The Santa Monica College Board of Trustees voted unanimously Monday night to appoint Dr. Chui L. Tsang, President of San Jose City College, Superintendent/President of SMC, effective February 27, 2006.
Tsang, a first-generation Californian who started his higher education at a community college and went on to earn a doctorate in linguistics from Stanford University, has had a long career in education, workforce training, economic development and nonprofits.
The 54-year-old Cupertino resident, whose parents immigrated to the U.S. from Hong Kong, was selected from three finalists for the $175,000-a-year post. He succeeds Dr. Piedad F. Robertson, who left the college in January to become president of the Denver-based Education Commission of the States.
“We believe that Dr. Tsang will be an outstanding president and will help us move ahead in exciting and challenging times for Santa Monica College,” said SMC Board of Trustees Chair Carole Currey. “We were particularly impressed with Dr. Tsang’s perspicacity and sense of humor.”
The naming of Tsang came after nearly a year-long nationwide search which culminated with interviews with three finalists recommended by a presidential search committee, which was composed of students, faculty members, classified (non-teaching) employees, managers and community members.
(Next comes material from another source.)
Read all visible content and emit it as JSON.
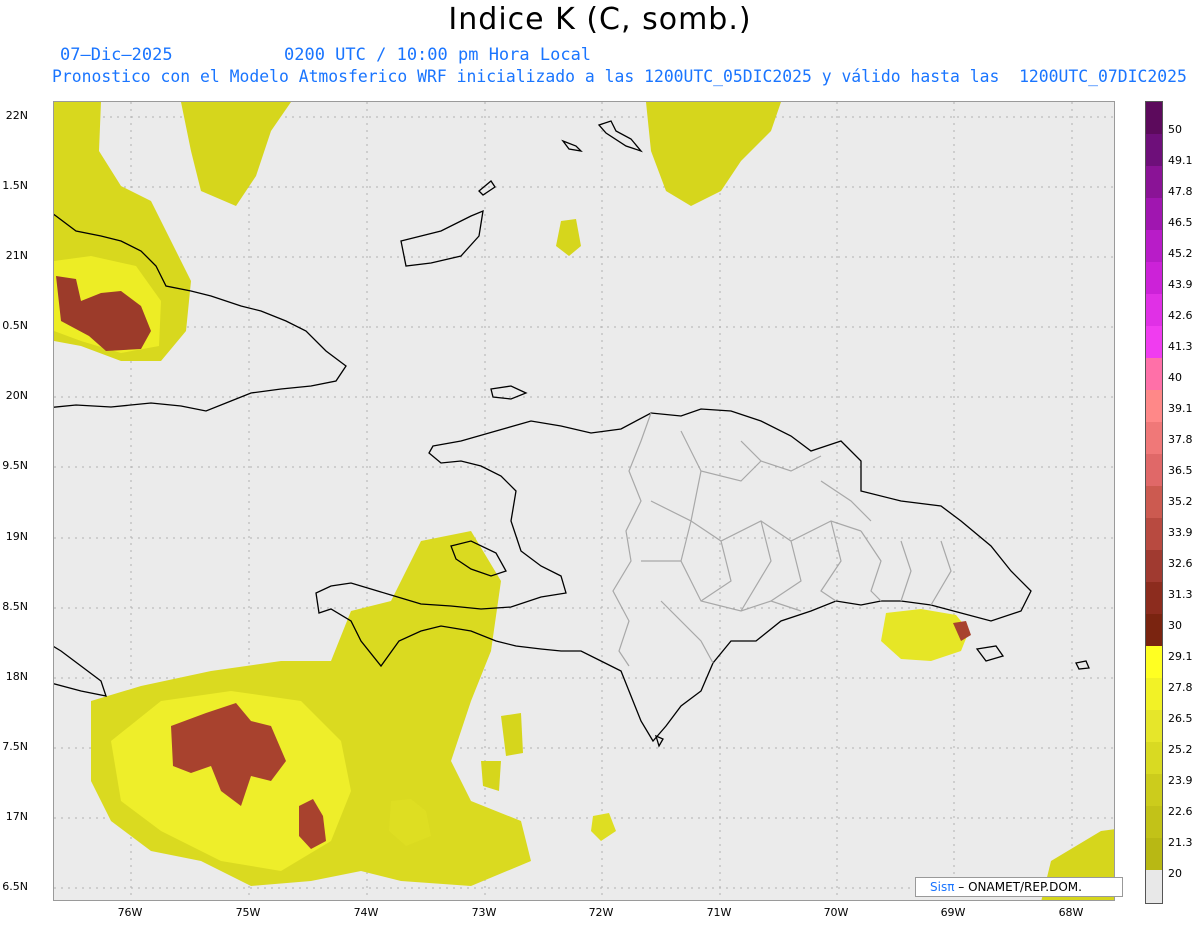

The other finalists were Dr. Deborah Blue, vice president of policy and research for the Accrediting Commission for Community & Junior Colleges (ACCJC) in Novato, and Dr. G. Jeremiah Ryan, president of Raritan Valley Community College in New Jersey.
Dr. Thomas J. Donner, former SMC executive vice president, has served as interim president since January 1, 2005.
Tsang has been president of San Jose City College, which has an enrollment of over 10,000, for nearly nine years. While at San Jose, Tsang led the college’s $200 million-plus construction boom, funded primarily by voter-approved bonds in 1998 and 2004, that includes a new parking structure, library, tech center, student center and science complex.
He led the development of a strategic planning model that allows the faculty to continuously update college priorities and academic disciplines to reflect the changing needs of students and shifting economic trends. In addition, the college’s transfer mission was reinforced with the “Light House Majors and Transfer Express program.”
Prior to going to San Jose, Tsang was Dean of the School of Applied Science and Technology at the City College of San Francisco for five years. One of his most significant achievements there was establishing the Evans campus in southeast San Francisco that consolidated the trade and technology programs in one facility.
From 1982 to 1992, Tsang served as Executive Director of Career Resources Development Center, a vocational training and employment agency approved by the California State Department of Education.
He has taught at Stanford University, De Anza College in Cupertino and San Francisco State University.
Tsang has been involved in many professional and community organizations at the local, state, national and international levels. He was one of the founders of the Stanford Students for Boat People to help Vietnamese refugees and has been active with such organizations as the Bay View Hunter’s Point Foundation (the largest provider of social services to San Francisco’s African-American community), East Bay Regional Park Foundation and the San Francisco Private Industry Council.
He has also served as a senior technical advisor in human resources to a United Nations-funded international project, conducted staff training for the U.S. Forest Service, and he was one of 16 Californians appointed to the California Constitution Revision Commission.
Other affiliatiobs include Asian Americans for Community Development and the Goodwill Industry of Santa Clara County.
Tsang attended Contra Costa College, a two-year campus in the East San Francisco Bay Area, transferred to UC Berkeley to earn his B.A. degree in linguistics (with honors) in 1975. He received his Ph.D. in linguistics from Stanford in 1981 and has been published in the fields of linguistics, education and workforce training.His awards include Union Bank of California’s Local Hero Award and U.S. Department of Labor honors for his work in workforce and economic development.